BNSF has a heck of a fleet of General Electric C44-9W locomotives, many of them in some stage of visual deterioration. Burnt sides, faded paint, rust, if you can name it, you can find a Dash 9 that is suffering from it. Even given these cosmetic issues, this model locomotive still is a backbone of the railroad's motive power fleet. In fact it is unusual to see a manifest or intermodal train without at least one representative from the Dash 9 family in the consist.
Tonight, I suspect, was a good example of why. They move the freight. With ATCS showing a pair of westbounds, I snapped a towel at Mrs. L4T to get her moving and we headed uptown to hunt trains. This was one time when I didn't spot a headlight as I crossed the tracks, in fact, the gates were going down as we approached. Sure enough a Z train flashed across my field of view with a pair of Dash 9's spliced by an SD75. And they were hauling. As C. W. McCall once put it in the song "Convoy", they were moving "like a rocket sled on rails". It seemed like a challenge so I vowed to Mrs. L4T that I was going to catch them if it took all the way to Dilworth. For a moment I thought it might.

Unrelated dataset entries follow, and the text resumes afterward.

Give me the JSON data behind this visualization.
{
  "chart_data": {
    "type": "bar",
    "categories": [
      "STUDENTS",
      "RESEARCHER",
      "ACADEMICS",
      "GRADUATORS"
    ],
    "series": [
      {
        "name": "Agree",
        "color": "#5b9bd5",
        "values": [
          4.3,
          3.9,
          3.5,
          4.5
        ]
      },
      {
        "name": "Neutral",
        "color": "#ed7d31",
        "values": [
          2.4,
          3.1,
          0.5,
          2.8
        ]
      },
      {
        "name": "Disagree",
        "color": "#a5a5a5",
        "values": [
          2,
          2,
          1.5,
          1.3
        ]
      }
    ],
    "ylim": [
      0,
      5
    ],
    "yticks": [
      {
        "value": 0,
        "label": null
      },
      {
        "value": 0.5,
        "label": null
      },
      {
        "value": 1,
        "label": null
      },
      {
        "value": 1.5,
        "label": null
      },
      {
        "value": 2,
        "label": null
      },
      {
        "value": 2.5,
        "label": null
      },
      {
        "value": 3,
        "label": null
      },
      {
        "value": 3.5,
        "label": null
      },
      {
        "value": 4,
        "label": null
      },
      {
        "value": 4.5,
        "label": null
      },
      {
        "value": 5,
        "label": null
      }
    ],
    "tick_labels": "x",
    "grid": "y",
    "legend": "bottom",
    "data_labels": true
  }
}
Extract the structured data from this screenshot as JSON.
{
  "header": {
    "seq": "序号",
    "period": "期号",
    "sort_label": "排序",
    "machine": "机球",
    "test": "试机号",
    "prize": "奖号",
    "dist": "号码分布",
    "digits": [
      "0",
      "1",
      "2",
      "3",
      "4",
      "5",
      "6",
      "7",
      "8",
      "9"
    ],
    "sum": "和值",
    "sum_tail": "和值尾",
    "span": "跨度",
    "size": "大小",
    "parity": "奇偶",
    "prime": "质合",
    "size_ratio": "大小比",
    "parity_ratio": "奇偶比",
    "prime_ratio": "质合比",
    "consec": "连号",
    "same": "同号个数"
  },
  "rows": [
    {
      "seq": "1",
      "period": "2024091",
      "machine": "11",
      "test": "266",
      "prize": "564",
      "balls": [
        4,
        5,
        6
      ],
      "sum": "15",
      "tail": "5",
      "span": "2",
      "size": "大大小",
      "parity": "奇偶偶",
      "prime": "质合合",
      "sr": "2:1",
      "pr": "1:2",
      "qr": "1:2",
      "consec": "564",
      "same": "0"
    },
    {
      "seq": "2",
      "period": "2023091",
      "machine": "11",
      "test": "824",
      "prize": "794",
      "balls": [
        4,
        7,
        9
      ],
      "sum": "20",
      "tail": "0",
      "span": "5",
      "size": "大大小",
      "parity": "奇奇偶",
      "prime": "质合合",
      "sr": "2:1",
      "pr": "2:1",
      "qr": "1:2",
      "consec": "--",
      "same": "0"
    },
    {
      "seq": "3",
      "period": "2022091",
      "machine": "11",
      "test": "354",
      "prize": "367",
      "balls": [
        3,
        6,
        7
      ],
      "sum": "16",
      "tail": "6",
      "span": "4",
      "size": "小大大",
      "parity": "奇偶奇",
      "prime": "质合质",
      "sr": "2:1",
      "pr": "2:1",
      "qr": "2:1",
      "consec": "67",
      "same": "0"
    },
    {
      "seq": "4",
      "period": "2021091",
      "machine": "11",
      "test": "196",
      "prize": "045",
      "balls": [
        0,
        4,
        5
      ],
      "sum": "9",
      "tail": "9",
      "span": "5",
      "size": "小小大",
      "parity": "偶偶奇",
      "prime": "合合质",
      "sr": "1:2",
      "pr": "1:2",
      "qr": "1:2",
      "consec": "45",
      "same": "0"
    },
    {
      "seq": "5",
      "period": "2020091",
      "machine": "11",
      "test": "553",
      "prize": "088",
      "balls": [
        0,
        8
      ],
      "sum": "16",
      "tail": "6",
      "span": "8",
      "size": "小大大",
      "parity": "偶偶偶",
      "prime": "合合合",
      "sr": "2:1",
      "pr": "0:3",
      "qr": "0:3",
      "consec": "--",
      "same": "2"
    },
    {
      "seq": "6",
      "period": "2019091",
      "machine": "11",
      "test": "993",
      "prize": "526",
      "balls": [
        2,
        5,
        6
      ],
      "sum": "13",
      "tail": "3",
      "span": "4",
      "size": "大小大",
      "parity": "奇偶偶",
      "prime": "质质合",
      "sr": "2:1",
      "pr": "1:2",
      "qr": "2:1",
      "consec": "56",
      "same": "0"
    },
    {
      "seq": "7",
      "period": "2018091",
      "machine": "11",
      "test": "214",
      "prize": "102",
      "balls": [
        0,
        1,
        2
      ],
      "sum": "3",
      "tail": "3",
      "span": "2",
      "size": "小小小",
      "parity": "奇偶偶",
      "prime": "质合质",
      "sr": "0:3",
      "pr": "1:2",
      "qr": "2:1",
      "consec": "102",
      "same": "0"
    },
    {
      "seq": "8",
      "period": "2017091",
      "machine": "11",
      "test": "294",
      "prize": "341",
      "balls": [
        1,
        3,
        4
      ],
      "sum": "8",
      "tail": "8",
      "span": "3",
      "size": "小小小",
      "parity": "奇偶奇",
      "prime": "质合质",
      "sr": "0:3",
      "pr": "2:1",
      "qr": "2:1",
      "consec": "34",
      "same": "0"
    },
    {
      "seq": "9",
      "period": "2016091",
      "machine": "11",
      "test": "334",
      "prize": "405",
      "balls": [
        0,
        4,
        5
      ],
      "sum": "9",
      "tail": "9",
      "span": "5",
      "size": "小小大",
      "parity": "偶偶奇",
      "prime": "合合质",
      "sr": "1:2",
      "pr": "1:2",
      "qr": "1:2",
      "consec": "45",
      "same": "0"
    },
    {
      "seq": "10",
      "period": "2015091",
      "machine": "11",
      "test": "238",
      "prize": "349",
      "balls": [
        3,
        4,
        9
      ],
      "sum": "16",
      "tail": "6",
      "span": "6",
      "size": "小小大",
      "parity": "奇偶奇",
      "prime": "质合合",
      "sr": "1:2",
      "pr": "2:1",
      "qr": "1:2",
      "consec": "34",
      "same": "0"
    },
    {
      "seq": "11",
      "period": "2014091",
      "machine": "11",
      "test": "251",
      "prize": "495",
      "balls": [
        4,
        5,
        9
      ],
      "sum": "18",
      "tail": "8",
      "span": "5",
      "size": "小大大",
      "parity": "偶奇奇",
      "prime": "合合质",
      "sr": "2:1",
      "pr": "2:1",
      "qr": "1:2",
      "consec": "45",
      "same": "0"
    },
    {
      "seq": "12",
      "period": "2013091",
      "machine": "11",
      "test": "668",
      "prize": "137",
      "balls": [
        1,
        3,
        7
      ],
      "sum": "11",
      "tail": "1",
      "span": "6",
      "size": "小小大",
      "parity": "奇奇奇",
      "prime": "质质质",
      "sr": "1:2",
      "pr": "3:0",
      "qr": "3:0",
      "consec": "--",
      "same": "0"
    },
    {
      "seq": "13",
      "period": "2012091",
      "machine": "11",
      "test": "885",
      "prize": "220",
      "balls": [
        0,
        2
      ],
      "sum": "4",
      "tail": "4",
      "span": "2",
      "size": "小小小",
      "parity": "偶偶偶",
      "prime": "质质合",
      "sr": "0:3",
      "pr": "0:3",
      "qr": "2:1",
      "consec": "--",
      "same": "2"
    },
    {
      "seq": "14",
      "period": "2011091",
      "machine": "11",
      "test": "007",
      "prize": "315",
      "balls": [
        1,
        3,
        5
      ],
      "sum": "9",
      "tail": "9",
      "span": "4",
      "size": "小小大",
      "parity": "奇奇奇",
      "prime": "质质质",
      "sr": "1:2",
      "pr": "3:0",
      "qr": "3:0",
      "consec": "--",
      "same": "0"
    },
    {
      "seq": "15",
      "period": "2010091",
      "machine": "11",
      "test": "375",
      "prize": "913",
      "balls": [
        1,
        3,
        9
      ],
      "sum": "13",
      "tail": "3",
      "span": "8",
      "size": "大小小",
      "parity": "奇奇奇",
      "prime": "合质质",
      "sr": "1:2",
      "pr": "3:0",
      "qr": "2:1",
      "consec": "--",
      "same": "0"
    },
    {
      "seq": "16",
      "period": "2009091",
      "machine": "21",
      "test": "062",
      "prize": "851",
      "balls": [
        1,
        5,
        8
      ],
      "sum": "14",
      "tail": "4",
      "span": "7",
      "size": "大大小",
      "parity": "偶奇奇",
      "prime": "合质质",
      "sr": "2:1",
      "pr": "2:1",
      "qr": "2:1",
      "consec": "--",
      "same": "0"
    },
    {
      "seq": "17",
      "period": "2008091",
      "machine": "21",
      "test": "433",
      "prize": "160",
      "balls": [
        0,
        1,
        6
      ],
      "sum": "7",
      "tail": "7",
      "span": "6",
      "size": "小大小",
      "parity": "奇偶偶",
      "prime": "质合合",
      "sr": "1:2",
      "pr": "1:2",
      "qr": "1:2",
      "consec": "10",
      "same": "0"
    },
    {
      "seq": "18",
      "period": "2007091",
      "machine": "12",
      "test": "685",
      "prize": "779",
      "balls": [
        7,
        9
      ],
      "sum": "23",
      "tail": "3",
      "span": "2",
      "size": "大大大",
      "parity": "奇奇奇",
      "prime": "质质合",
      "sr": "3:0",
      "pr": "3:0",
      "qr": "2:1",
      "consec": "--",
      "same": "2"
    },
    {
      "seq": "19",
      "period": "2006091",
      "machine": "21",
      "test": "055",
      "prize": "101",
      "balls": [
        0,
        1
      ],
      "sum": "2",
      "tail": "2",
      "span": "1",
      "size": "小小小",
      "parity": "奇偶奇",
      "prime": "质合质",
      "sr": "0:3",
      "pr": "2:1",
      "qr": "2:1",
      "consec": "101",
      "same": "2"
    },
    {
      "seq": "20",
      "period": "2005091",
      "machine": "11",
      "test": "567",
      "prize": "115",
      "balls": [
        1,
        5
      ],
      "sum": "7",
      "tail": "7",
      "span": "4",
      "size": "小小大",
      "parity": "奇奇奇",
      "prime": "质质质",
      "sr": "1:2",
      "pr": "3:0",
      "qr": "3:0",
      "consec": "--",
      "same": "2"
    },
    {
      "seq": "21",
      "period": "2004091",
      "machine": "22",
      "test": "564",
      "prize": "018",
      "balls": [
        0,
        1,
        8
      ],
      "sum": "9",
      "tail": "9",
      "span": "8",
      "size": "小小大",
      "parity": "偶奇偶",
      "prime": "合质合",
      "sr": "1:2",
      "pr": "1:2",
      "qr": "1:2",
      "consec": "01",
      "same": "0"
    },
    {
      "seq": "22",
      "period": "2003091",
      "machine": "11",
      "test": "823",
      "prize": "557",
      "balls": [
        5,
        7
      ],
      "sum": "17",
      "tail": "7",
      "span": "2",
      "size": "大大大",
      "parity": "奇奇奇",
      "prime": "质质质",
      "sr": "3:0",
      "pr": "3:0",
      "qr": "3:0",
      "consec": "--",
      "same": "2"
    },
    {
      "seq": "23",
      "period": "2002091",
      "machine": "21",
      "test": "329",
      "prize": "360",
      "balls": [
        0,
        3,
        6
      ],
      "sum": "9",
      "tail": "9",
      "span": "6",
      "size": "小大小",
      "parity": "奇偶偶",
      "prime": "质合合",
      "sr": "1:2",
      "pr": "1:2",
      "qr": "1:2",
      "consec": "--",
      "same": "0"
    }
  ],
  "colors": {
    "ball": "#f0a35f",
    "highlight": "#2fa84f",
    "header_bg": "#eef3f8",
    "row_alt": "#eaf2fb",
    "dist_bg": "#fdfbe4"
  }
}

We finally caught the end of the train between Bluffton and New York Mills, and the head end west of Mills. I wanted to shoot him at the big woods near Perham, and barely made it in time. There was absolutely no wait for this shot:
And then he was gone.
Time for train number 2. I figured it was a coal empty as it came off the Brainerd. We played around near the overpass for a few minutes waiting then took up a photography position after the headlight came into view. Sure enough, the classic Superior coal empty with a pair of MAC's leading and an ACe pushing.